A judge has ordered probation, a fine and community service for an Arkansas man who slit a pit bull's throat on camera in Louisiana and another man who made the video and posted it on Snapchat.
Steven Sadler and video-maker Boots Stanley, both of Hamburg, Arkansas, were sentenced Thursday in Morehouse Parish on one count each of aggravated animal cruelty, which carries a maximum sentence of 10 years in prison and a $25,000 fine.

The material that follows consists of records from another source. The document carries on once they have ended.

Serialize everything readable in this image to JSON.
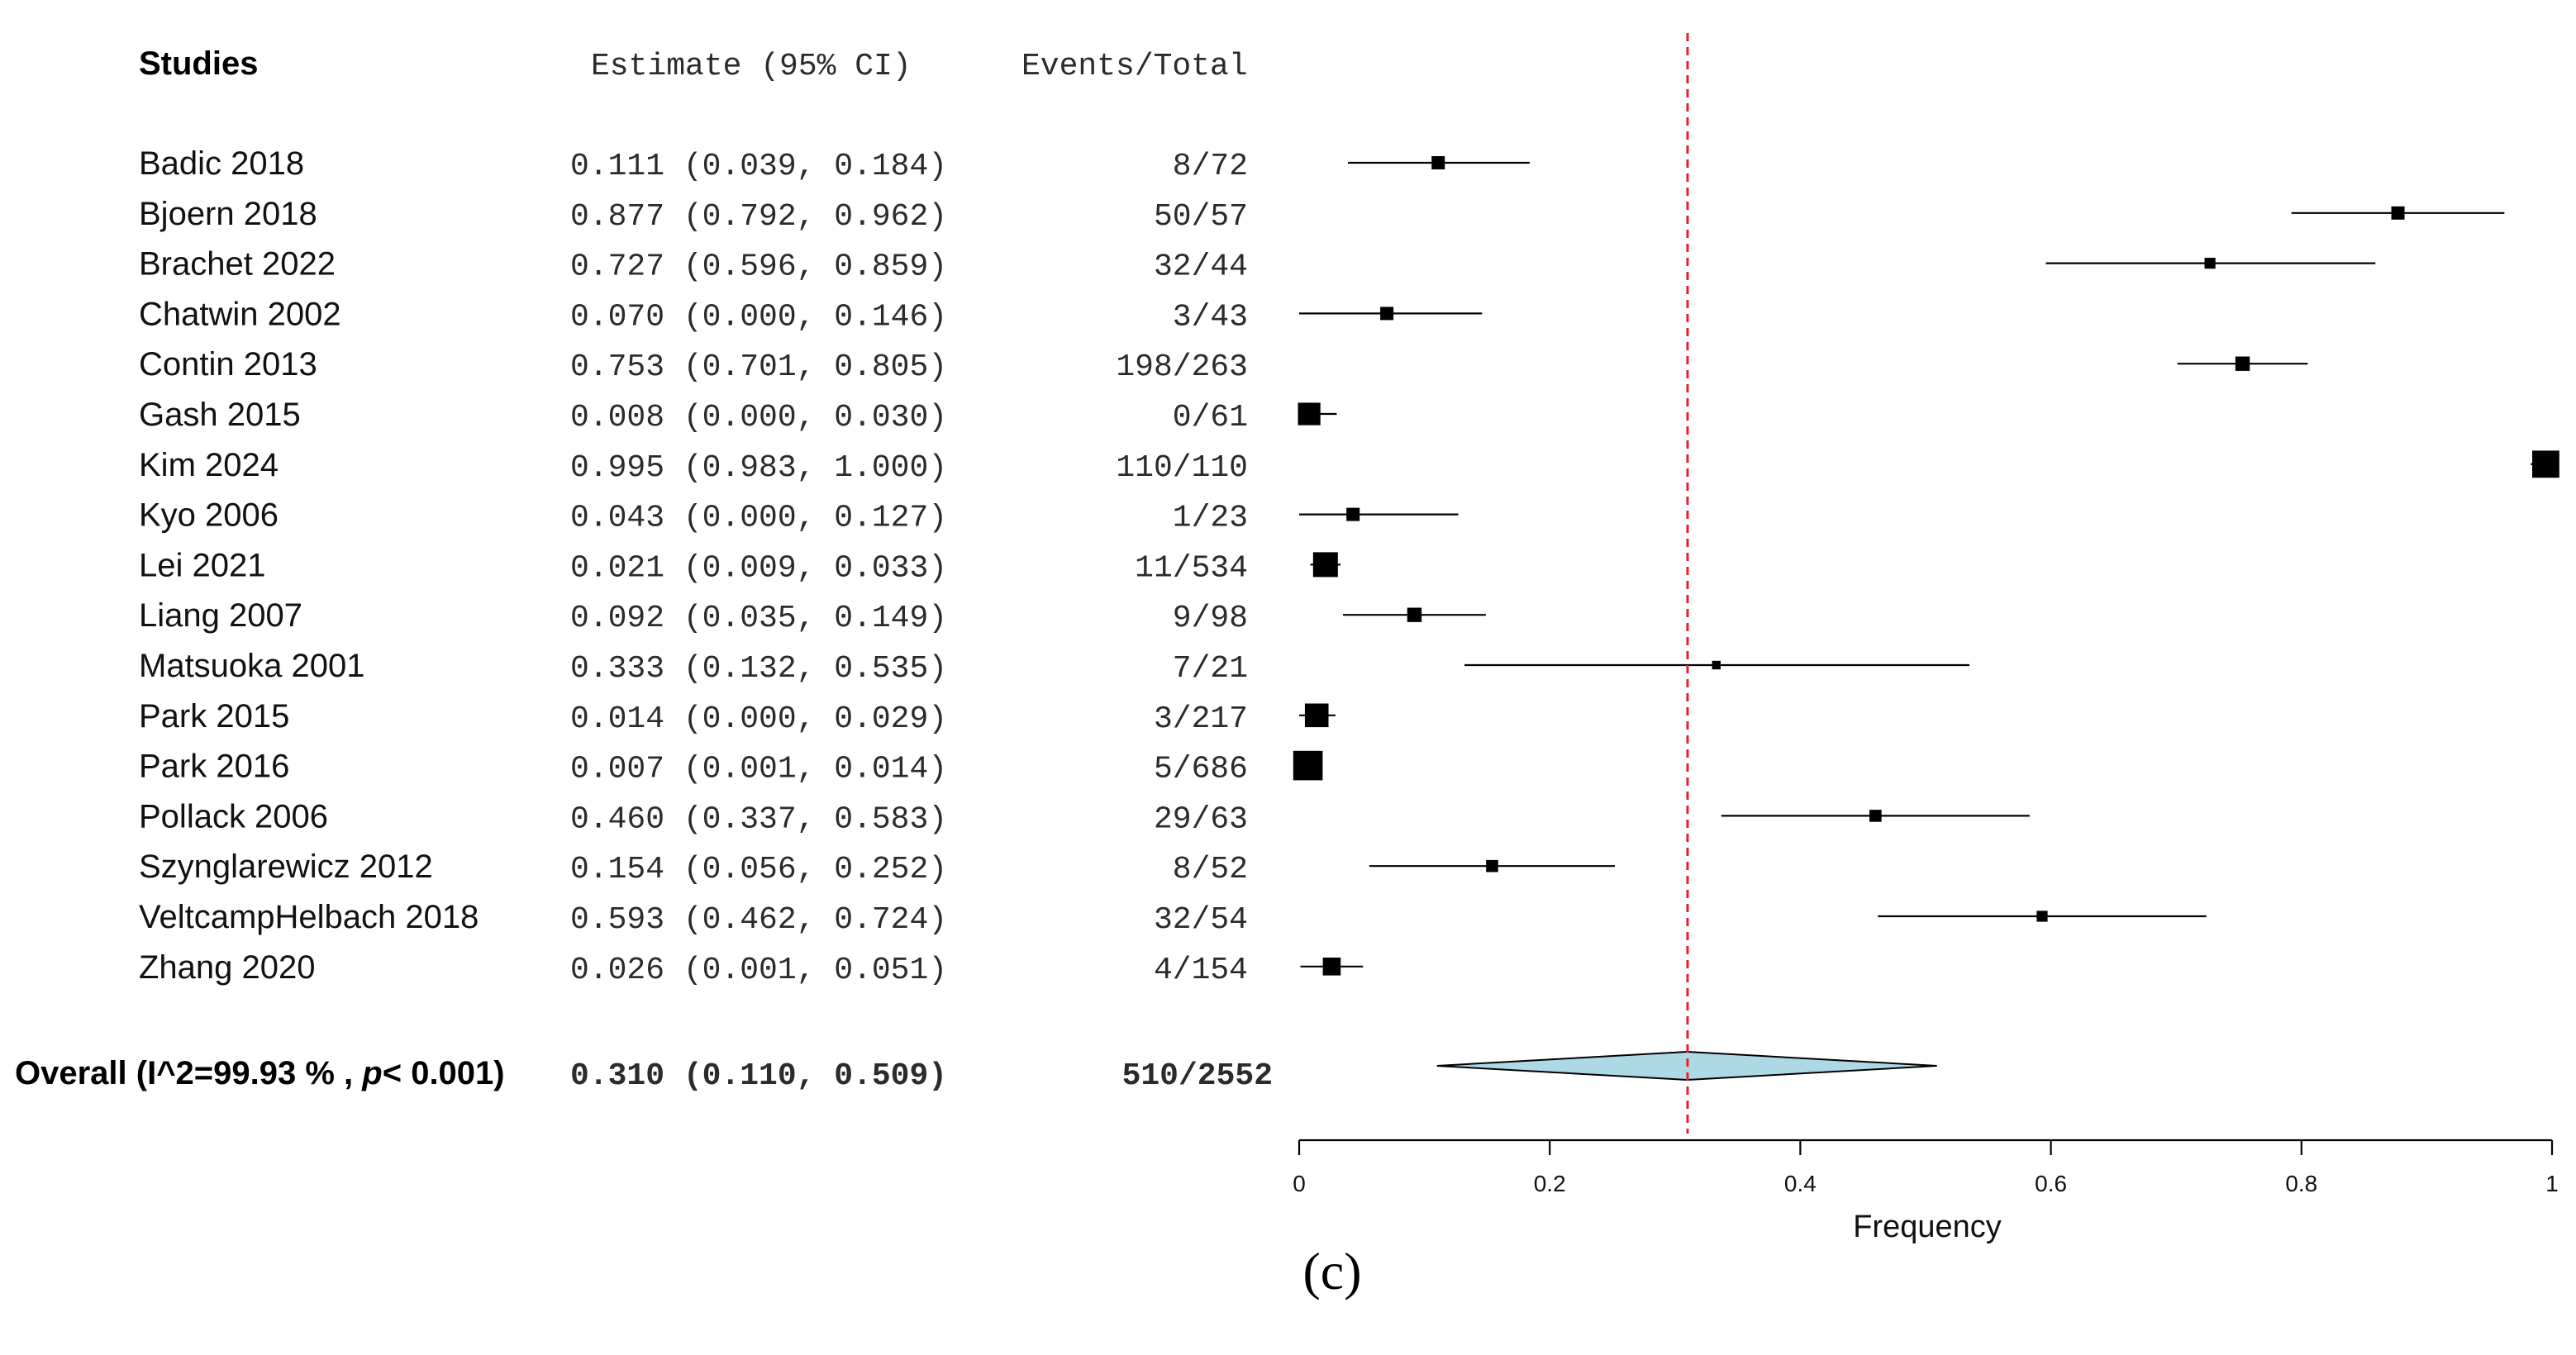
{
  "panel_label": "(c)",
  "chart_data": {
    "type": "forest",
    "headers": {
      "studies": "Studies",
      "estimate": "Estimate (95% CI)",
      "events": "Events/Total"
    },
    "studies": [
      {
        "name": "Badic 2018",
        "estimate": 0.111,
        "lower": 0.039,
        "upper": 0.184,
        "estimate_text": "0.111 (0.039, 0.184)",
        "events": "8/72",
        "weight": 1
      },
      {
        "name": "Bjoern 2018",
        "estimate": 0.877,
        "lower": 0.792,
        "upper": 0.962,
        "estimate_text": "0.877 (0.792, 0.962)",
        "events": "50/57",
        "weight": 1
      },
      {
        "name": "Brachet 2022",
        "estimate": 0.727,
        "lower": 0.596,
        "upper": 0.859,
        "estimate_text": "0.727 (0.596, 0.859)",
        "events": "32/44",
        "weight": 0.8
      },
      {
        "name": "Chatwin 2002",
        "estimate": 0.07,
        "lower": 0.0,
        "upper": 0.146,
        "estimate_text": "0.070 (0.000, 0.146)",
        "events": "3/43",
        "weight": 1
      },
      {
        "name": "Contin 2013",
        "estimate": 0.753,
        "lower": 0.701,
        "upper": 0.805,
        "estimate_text": "0.753 (0.701, 0.805)",
        "events": "198/263",
        "weight": 1.1
      },
      {
        "name": "Gash 2015",
        "estimate": 0.008,
        "lower": 0.0,
        "upper": 0.03,
        "estimate_text": "0.008 (0.000, 0.030)",
        "events": "0/61",
        "weight": 1.8
      },
      {
        "name": "Kim 2024",
        "estimate": 0.995,
        "lower": 0.983,
        "upper": 1.0,
        "estimate_text": "0.995 (0.983, 1.000)",
        "events": "110/110",
        "weight": 2.2
      },
      {
        "name": "Kyo 2006",
        "estimate": 0.043,
        "lower": 0.0,
        "upper": 0.127,
        "estimate_text": "0.043 (0.000, 0.127)",
        "events": "1/23",
        "weight": 1
      },
      {
        "name": "Lei 2021",
        "estimate": 0.021,
        "lower": 0.009,
        "upper": 0.033,
        "estimate_text": "0.021 (0.009, 0.033)",
        "events": "11/534",
        "weight": 2
      },
      {
        "name": "Liang 2007",
        "estimate": 0.092,
        "lower": 0.035,
        "upper": 0.149,
        "estimate_text": "0.092 (0.035, 0.149)",
        "events": "9/98",
        "weight": 1.1
      },
      {
        "name": "Matsuoka  2001",
        "estimate": 0.333,
        "lower": 0.132,
        "upper": 0.535,
        "estimate_text": "0.333 (0.132, 0.535)",
        "events": "7/21",
        "weight": 0.6
      },
      {
        "name": "Park 2015",
        "estimate": 0.014,
        "lower": 0.0,
        "upper": 0.029,
        "estimate_text": "0.014 (0.000, 0.029)",
        "events": "3/217",
        "weight": 1.9
      },
      {
        "name": "Park 2016",
        "estimate": 0.007,
        "lower": 0.001,
        "upper": 0.014,
        "estimate_text": "0.007 (0.001, 0.014)",
        "events": "5/686",
        "weight": 2.4
      },
      {
        "name": "Pollack 2006",
        "estimate": 0.46,
        "lower": 0.337,
        "upper": 0.583,
        "estimate_text": "0.460 (0.337, 0.583)",
        "events": "29/63",
        "weight": 0.9
      },
      {
        "name": "Szynglarewicz 2012",
        "estimate": 0.154,
        "lower": 0.056,
        "upper": 0.252,
        "estimate_text": "0.154 (0.056, 0.252)",
        "events": "8/52",
        "weight": 0.9
      },
      {
        "name": "VeltcampHelbach 2018",
        "estimate": 0.593,
        "lower": 0.462,
        "upper": 0.724,
        "estimate_text": "0.593 (0.462, 0.724)",
        "events": "32/54",
        "weight": 0.8
      },
      {
        "name": "Zhang 2020",
        "estimate": 0.026,
        "lower": 0.001,
        "upper": 0.051,
        "estimate_text": "0.026 (0.001, 0.051)",
        "events": "4/154",
        "weight": 1.4
      }
    ],
    "overall": {
      "label_prefix": "Overall (I^2=99.93 % , ",
      "label_p": "p",
      "label_suffix": "< 0.001)",
      "estimate": 0.31,
      "lower": 0.11,
      "upper": 0.509,
      "estimate_text": "0.310 (0.110, 0.509)",
      "events": "510/2552",
      "fill_color": "#add8e6"
    },
    "reference_line": {
      "value": 0.31,
      "color": "#e8202a"
    },
    "x_axis": {
      "label": "Frequency",
      "min": 0,
      "max": 1,
      "ticks": [
        0,
        0.2,
        0.4,
        0.6,
        0.8,
        1
      ],
      "tick_labels": [
        "0",
        "0.2",
        "0.4",
        "0.6",
        "0.8",
        "1"
      ]
    }
  }
}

NO JAIL TIME: For those who missed it, you can watch our live report from the courthouse here. People we talked to were very upset with the outcome. https://t.co/nm0o02hHqs
— KNOE 8 News (@KNOE8) June 14, 2018
"Given the inhumane and vicious nature of this crime, the District Attorney's office requested that the judge impose a severe sentence commensurate with the crime. However, the District Attorney acknowledges that the Court has sole discretion in sentencing," District Attorney Steve Tew said in an emailed statement.
Each man got three years of probation, a $5,000 fine, and 480 hours of community service, Lewis Unglesby, one of Stanley's attorneys, said in a phone interview from Baton Rouge.
Donating $5,000 to the Morehouse Parish Humane Society would cancel half the community service, he said. Judge Carl Sharp suspended a 3-year prison sentence for each and barred them from owning any animals for a year, Tew said.
The men pleaded guilty in April to the felony. Tew had told The Associated Press in March that he didn't expect a plea agreement because Sadler is an avid hunter and federal law forbids felons to possess guns.
Sadler's attorney, Bobby Underwood, did not immediately respond to an emailed request for comment. Sadler originally had been charged with four counts of aggravated cruelty to animals, and both men had been charged with conspiracy.
According to the arrest warrant, the video first shows the dog trying to keep its balance on the rump of a horse being ridden by Stanley, with men's laughter in the background.
It took several tries to cut the dog's throat, according to the warrant. Sharp said the men's probation could be reduced after the first year if they are found to have behaved well and complied with terms of their probation, The News-Star and KNOE-TV reported.
If they don't pay the fine, they would have to spend a year in the parish jail.